Nel marzo 2013 partecipa al conclave che elegge Jorge Mario Bergoglio, Papa Francesco, un uomo come lui, uno che aveva già scelto da che parte stare.

Nonostante fosse stato nominato Cardinale, padre Dionigi è sempre restato un Parroco, un prete come tanti vicino alla gente e che cercava la gente, le persone per ascoltare i loro bisogni, materiali e spirituali, utili a tradurre la carità cristiana in gesti concreti.

Il prete delle provocazioni che fino alla fine, ha dimostrato la sua lontananza dall’”apparato” che discrimina: il cardinale Dionigi Tettamanzi ha accolto a casa sua venti nigeriani.

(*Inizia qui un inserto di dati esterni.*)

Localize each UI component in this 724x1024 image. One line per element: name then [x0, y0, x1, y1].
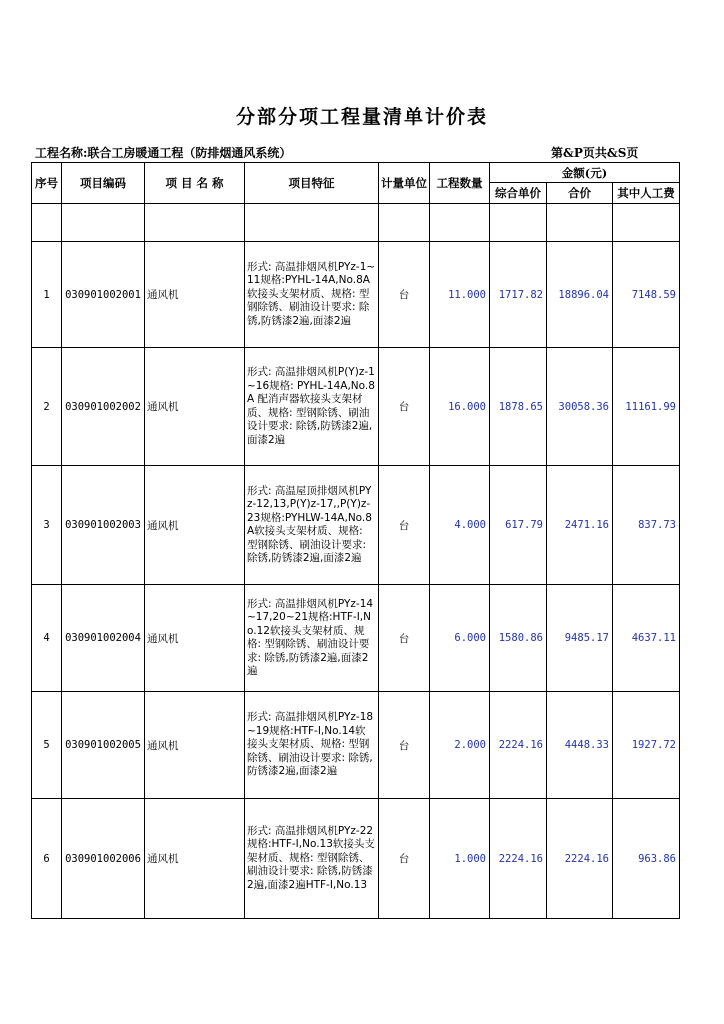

Li ha ospitati nella grande e sontuosa Villa Sacro Cuore a Triuggio, in Brianza, a pochi chilometri di distanza dall’altrettanto sontuosa villa di Macherio, dimora della famiglia di Berlusconi.

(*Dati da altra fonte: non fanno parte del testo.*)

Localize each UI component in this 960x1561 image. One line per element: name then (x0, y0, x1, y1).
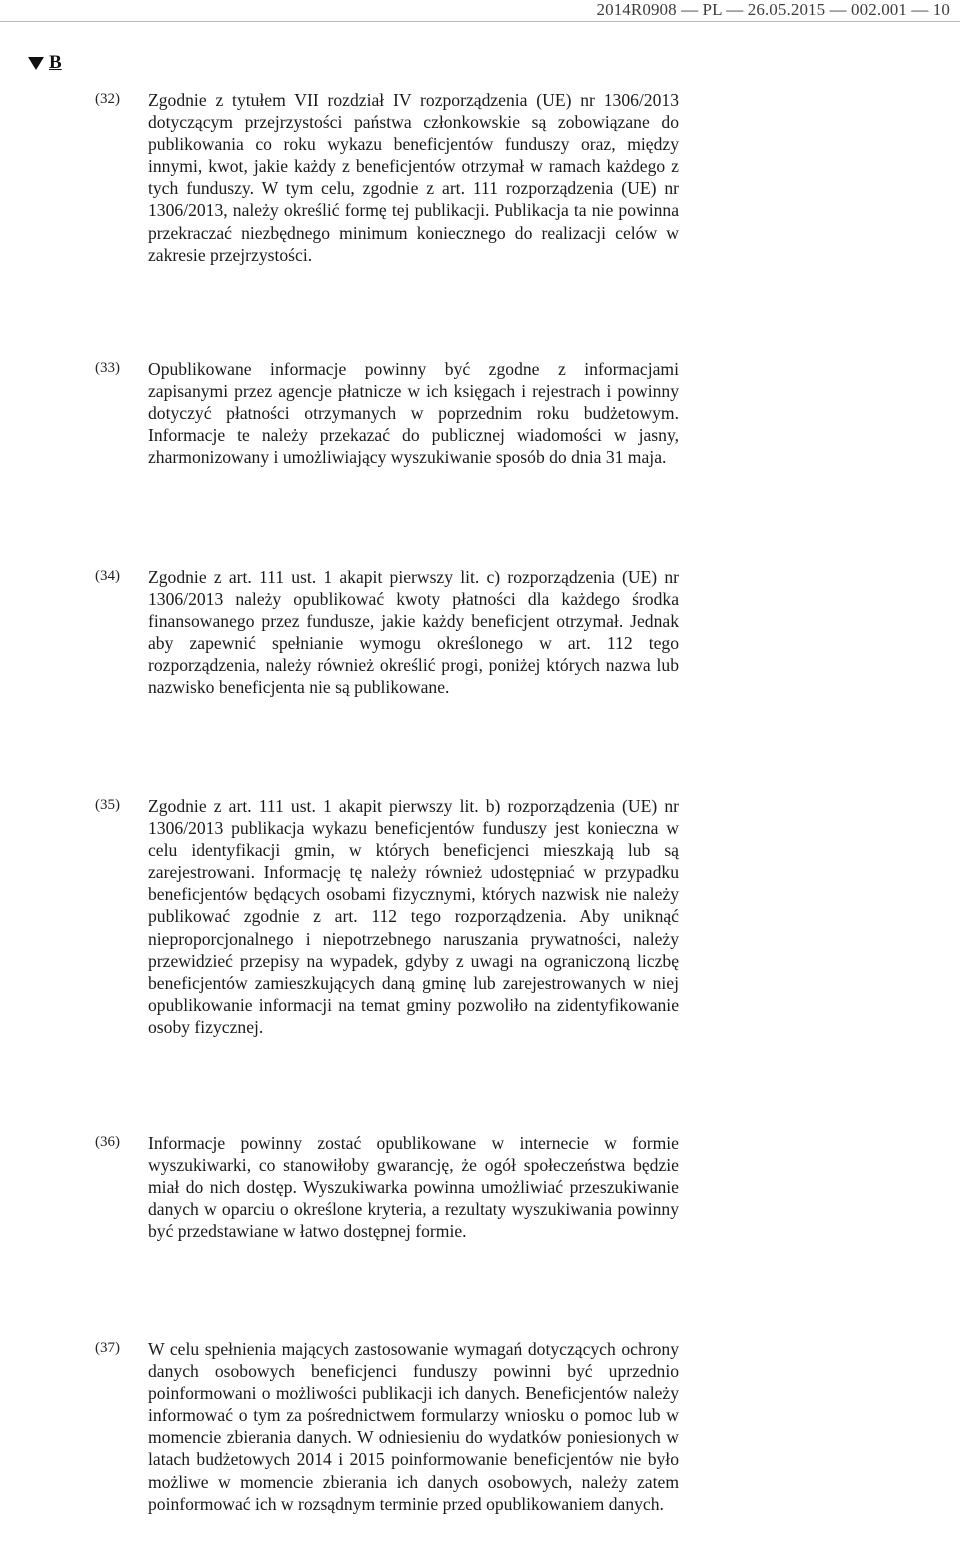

“I nostri venti profughi sono quasi tutti musulmani, anche se fra loro ci sono alcuni cristiani metodisti. Tutti loro si sono adattati benissimo alla vita che facciamo qui nel centro spirituale, -ha raccontato don Luigi Bandera, direttore della Villa e stretto collaboratore del cardinale Tettamanzi – Abbiamo deciso di accoglierli dopo l’appello di Papa Francesco che si è rivolto alle parrocchie e ai centri religiosi, invitandoli ad aprire le porte ai migranti. Noi l’abbiamo fatto ormai diverse settimane fa e sta andando tutto benissimo”.

«A tutti e a ciascuno»: così, in maniera semplice, il cardinale Dionigi Tettamanzi rivolgeva il suo saluto, soprattutto quando si trattava di grandi folle. Esprimeva con questo modo il suo desiderio di arrivare a tutti, di essere vicino a ciascuno.

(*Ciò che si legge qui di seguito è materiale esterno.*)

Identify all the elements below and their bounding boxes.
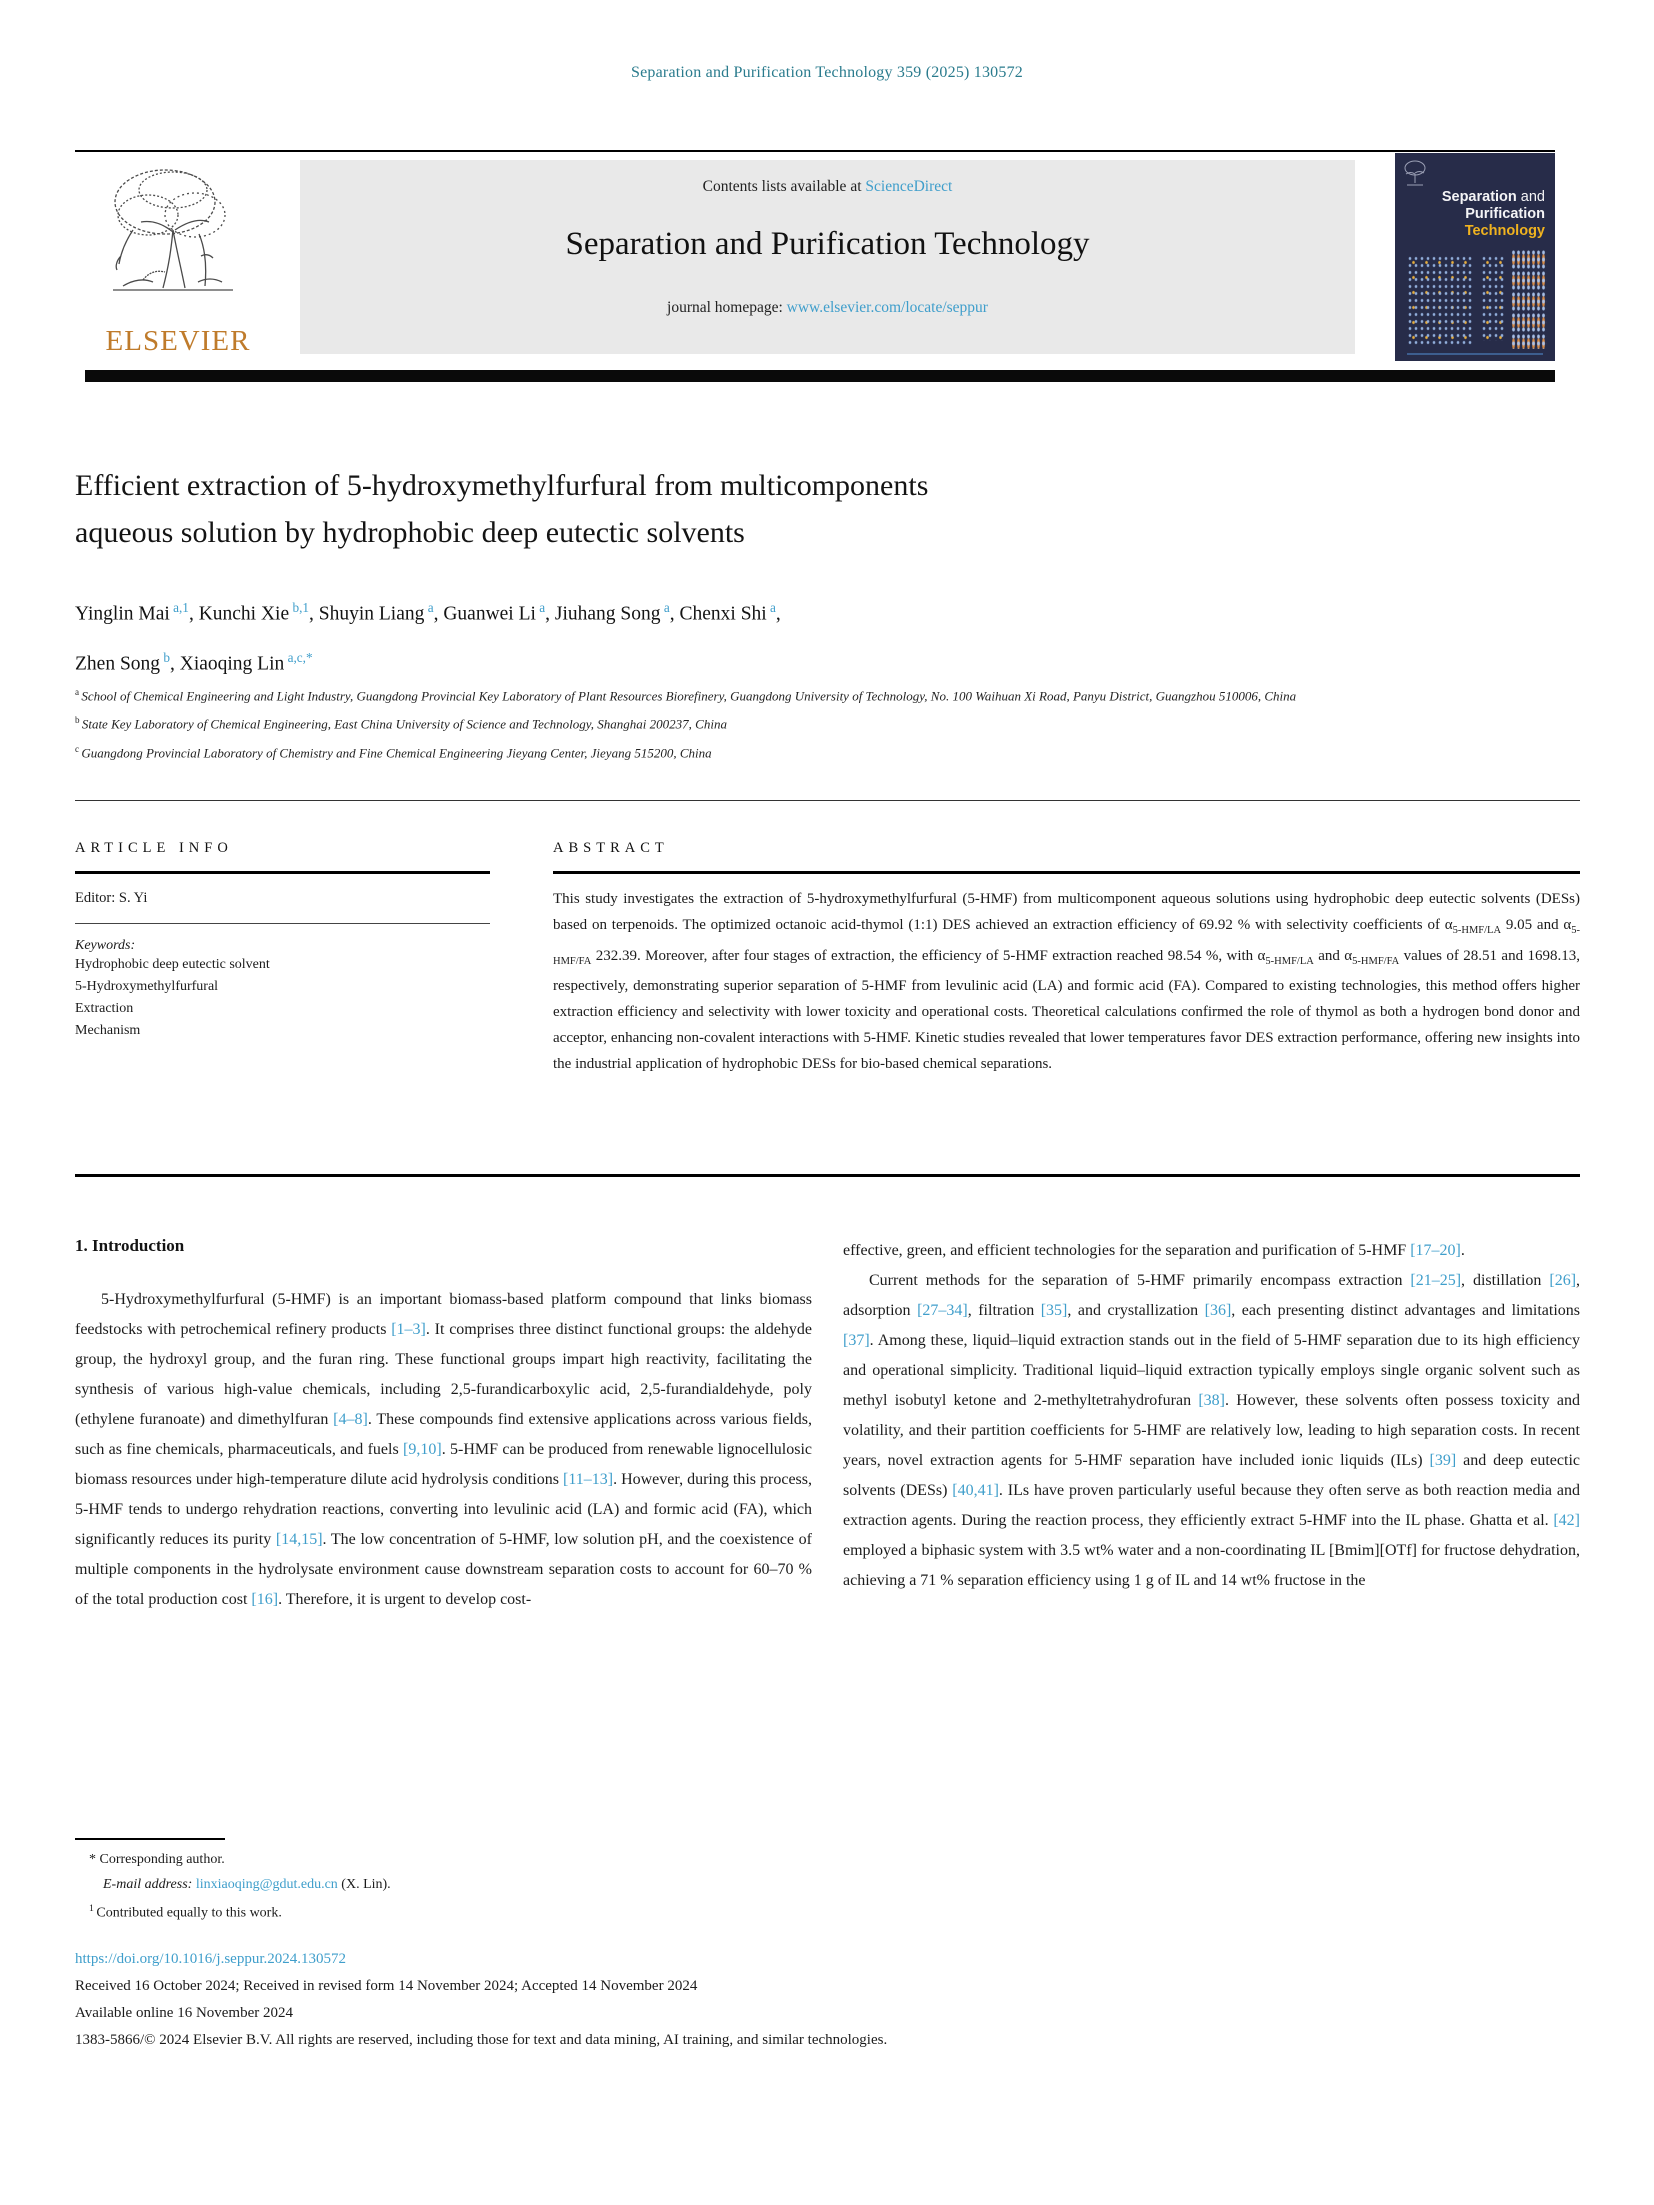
abstract-text: This study investigates the extraction of 5-hydroxymethylfurfural (5-HMF) from multicomponent aqueous solutions using hydrophobic deep eutectic solvents (DESs) based on terpenoids. The optimized octanoic acid-thymol (1:1) DES achieved an extraction efficiency of 69.92 % with selectivity coefficients of $\alpha_{5-HMF/LA}$ 9.05 and $\alpha_{5-HMF/FA}$ 232.39. Moreover, after four stages of extraction, the efficiency of 5-HMF extraction reached 98.54 %, with $\alpha_{5-HMF/LA}$ and $\alpha_{5-HMF/FA}$ values of 28.51 and 1698.13, respectively, demonstrating superior separation of 5-HMF from levulinic acid (LA) and formic acid (FA). Compared to existing technologies, this method offers higher extraction efficiency and selectivity with lower toxicity and operational costs. Theoretical calculations confirmed the role of thymol as both a hydrogen bond donor and acceptor, enhancing non-covalent interactions with 5-HMF. Kinetic studies revealed that lower temperatures favor DES extraction performance, offering new insights into the industrial application of hydrophobic DESs for bio-based chemical separations. <box>553 891 1580 1072</box>
article-info-heading: ARTICLE INFO <box>75 840 233 856</box>
cover-dot-pattern <box>1511 249 1547 349</box>
inline-link[interactable]: [27–34] <box>917 1302 968 1319</box>
article-info-rule <box>75 871 490 874</box>
header-bottom-bar <box>85 370 1555 382</box>
article-footer <box>75 1946 1580 2054</box>
cover-dot-pattern <box>1407 255 1473 347</box>
editor-divider-rule <box>75 923 490 924</box>
affiliation-b: $^b$ State Key Laboratory of Chemical Engineering, East China University of Science and Technology, Shanghai 200237, China <box>75 715 727 732</box>
body-column-left <box>75 1236 812 1615</box>
available-online: Available online 16 November 2024 <box>75 2005 293 2021</box>
inline-link[interactable]: [16] <box>251 1591 279 1608</box>
inline-link[interactable]: [1–3] <box>391 1321 426 1338</box>
inline-link[interactable]: [4–8] <box>333 1411 368 1428</box>
cover-dot-pattern <box>1481 255 1505 341</box>
inline-link[interactable]: [11–13] <box>563 1471 614 1488</box>
inline-link[interactable]: [17–20] <box>1410 1242 1461 1259</box>
abstract-section <box>553 840 1580 1078</box>
journal-header-box <box>300 160 1355 354</box>
intro-paragraph-left: 5-Hydroxymethylfurfural (5-HMF) is an important biomass-based platform compound that links biomass feedstocks with petrochemical refinery products [1–3]. It comprises three distinct functional groups: the aldehyde group, the hydroxyl group, and the furan ring. These functional groups impart high reactivity, facilitating the synthesis of various high-value chemicals, including 2,5-furandicarboxylic acid, 2,5-furandialdehyde, poly (ethylene furanoate) and dimethylfuran [4–8]. These compounds find extensive applications across various fields, such as fine chemicals, pharmaceuticals, and fuels [9,10]. 5-HMF can be produced from renewable lignocellulosic biomass resources under high-temperature dilute acid hydrolysis conditions [11–13]. However, during this process, 5-HMF tends to undergo rehydration reactions, converting into levulinic acid (LA) and formic acid (FA), which significantly reduces its purity [14,15]. The low concentration of 5-HMF, low solution pH, and the coexistence of multiple components in the hydrolysate environment cause downstream separation costs to account for 60–70 % of the total production cost [16]. Therefore, it is urgent to develop cost- <box>75 1291 812 1608</box>
cover-line3: Technology <box>1464 223 1545 239</box>
inline-link[interactable]: [36] <box>1204 1302 1232 1319</box>
inline-link[interactable]: [21–25] <box>1410 1272 1462 1289</box>
homepage-prefix: journal homepage: <box>667 299 787 316</box>
introduction-heading: 1. Introduction <box>75 1236 185 1255</box>
received-dates: Received 16 October 2024; Received in revised form 14 November 2024; Accepted 14 November 2024 <box>75 1978 698 1994</box>
author-line1: Yinglin Mai $^{a,1}$, Kunchi Xie $^{b,1}$, Shuyin Liang $^a$, Guanwei Li $^a$, Jiuhang Song $^a$, Chenxi Shi $^a$, <box>75 600 781 625</box>
keywords-list <box>75 954 490 1042</box>
email-note: E-mail address: linxiaoqing@gdut.edu.cn (X. Lin). <box>103 1876 391 1892</box>
footnotes <box>75 1838 812 1926</box>
elsevier-wordmark: ELSEVIER <box>105 325 251 357</box>
inline-link[interactable]: [26] <box>1549 1272 1577 1289</box>
inline-link[interactable]: [37] <box>843 1332 870 1349</box>
cover-line2: Purification <box>1465 206 1545 222</box>
intro-paragraph-right-2: Current methods for the separation of 5-HMF primarily encompass extraction [21–25], distillation [26], adsorption [27–34], filtration [35], and crystallization [36], each presenting distinct advantages and limitations [37]. Among these, liquid–liquid extraction stands out in the field of 5-HMF separation due to its high efficiency and operational simplicity. Traditional liquid–liquid extraction typically employs single organic solvent such as methyl isobutyl ketone and 2-methyltetrahydrofuran [38]. However, these solvents often possess toxicity and volatility, and their partition coefficients for 5-HMF are relatively low, leading to high separation costs. In recent years, novel extraction agents for 5-HMF separation have included ionic liquids (ILs) [39] and deep eutectic solvents (DESs) [40,41]. ILs have proven particularly useful because they often serve as both reaction media and extraction agents. During the reaction process, they efficiently extract 5-HMF into the IL phase. Ghatta et al. [42] employed a biphasic system with 3.5 wt% water and a non-coordinating IL [Bmim][OTf] for fructose dehydration, achieving a 71 % separation efficiency using 1 g of IL and 14 wt% fructose in the <box>843 1272 1581 1589</box>
inline-link[interactable]: [42] <box>1553 1512 1580 1529</box>
header-top-rule <box>75 150 1555 152</box>
keywords-label: Keywords: <box>75 938 136 953</box>
author-list <box>75 586 1535 685</box>
article-title-line1: Efficient extraction of 5-hydroxymethylfurfural from multicomponents <box>75 469 929 502</box>
sciencedirect-link[interactable]: ScienceDirect <box>865 178 953 195</box>
contents-prefix: Contents lists available at <box>702 178 866 195</box>
inline-link[interactable]: [35] <box>1040 1302 1068 1319</box>
author-line2: Zhen Song $^b$, Xiaoqing Lin $^{a,c,*}$ <box>75 649 313 674</box>
inline-link[interactable]: [39] <box>1429 1452 1457 1469</box>
doi-link[interactable]: https://doi.org/10.1016/j.seppur.2024.130572 <box>75 1951 346 1967</box>
footnote-rule <box>75 1838 225 1840</box>
keyword-item: Hydrophobic deep eutectic solvent <box>75 957 270 972</box>
keyword-item: 5-Hydroxymethylfurfural <box>75 979 219 994</box>
journal-title: Separation and Purification Technology <box>565 226 1090 262</box>
body-column-right <box>843 1236 1580 1596</box>
cover-url-strip <box>1407 353 1543 355</box>
abstract-bottom-rule <box>75 1174 1580 1177</box>
inline-link[interactable]: [38] <box>1198 1392 1225 1409</box>
elsevier-logo <box>78 160 278 360</box>
keyword-item: Extraction <box>75 1001 134 1016</box>
abstract-rule <box>553 871 1580 874</box>
copyright-line: 1383-5866/© 2024 Elsevier B.V. All rights are reserved, including those for text and data mining, AI training, and similar technologies. <box>75 2032 888 2048</box>
info-section-top-rule <box>75 800 1580 801</box>
contributed-note: $^1$ Contributed equally to this work. <box>89 1903 282 1921</box>
keyword-item: Mechanism <box>75 1023 141 1038</box>
abstract-heading: ABSTRACT <box>553 840 669 856</box>
inline-link[interactable]: [14,15] <box>275 1531 323 1548</box>
cover-line1-rest: and <box>1516 189 1545 205</box>
elsevier-tree-icon <box>103 160 253 318</box>
cover-line1-bold: Separation <box>1441 189 1517 205</box>
contents-list-line <box>300 178 1355 196</box>
corresponding-author-note: * Corresponding author. <box>89 1852 225 1867</box>
affiliation-c: $^c$ Guangdong Provincial Laboratory of Chemistry and Fine Chemical Engineering Jieyang Center, Jieyang 515200, China <box>75 743 712 760</box>
inline-link[interactable]: [9,10] <box>403 1441 442 1458</box>
intro-paragraph-right-1: effective, green, and efficient technologies for the separation and purification of 5-HMF [17–20]. <box>843 1242 1465 1259</box>
article-title-line2: aqueous solution by hydrophobic deep eutectic solvents <box>75 516 745 549</box>
inline-link[interactable]: linxiaoqing@gdut.edu.cn <box>192 1876 338 1892</box>
journal-reference-line: Separation and Purification Technology 359 (2025) 130572 <box>631 64 1023 81</box>
article-info-section <box>75 840 490 1042</box>
article-title <box>75 462 1375 556</box>
cover-elsevier-mini-logo <box>1402 159 1428 189</box>
homepage-link[interactable]: www.elsevier.com/locate/seppur <box>786 299 988 316</box>
journal-cover-thumbnail <box>1395 153 1555 361</box>
editor-line: Editor: S. Yi <box>75 890 148 906</box>
cover-title <box>1442 189 1545 240</box>
affiliations <box>75 680 1575 765</box>
journal-homepage-line <box>300 299 1355 317</box>
inline-link[interactable]: [40,41] <box>952 1482 999 1499</box>
affiliation-a: $^a$ School of Chemical Engineering and Light Industry, Guangdong Provincial Key Laboratory of Plant Resources Biorefinery, Guangdong University of Technology, No. 100 Waihuan Xi Road, Panyu District, Guangzhou 510006, China <box>75 687 1297 704</box>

Era consapevole nelle sue azioni che l’altro, il diverso, lo straniero, ci fa paura se visto da lontano. Se lo guardi negli occhi, se gli dai una prospettiva, se cerchi la sua collaborazione e lo rendi responsabile cambi il corso della storia o, perlomeno, inverti una tendenza.

Ciao padre Dionigi, Cardinale rimasto in frontiera!

E grazie per tutto quello che ci hai lasciato!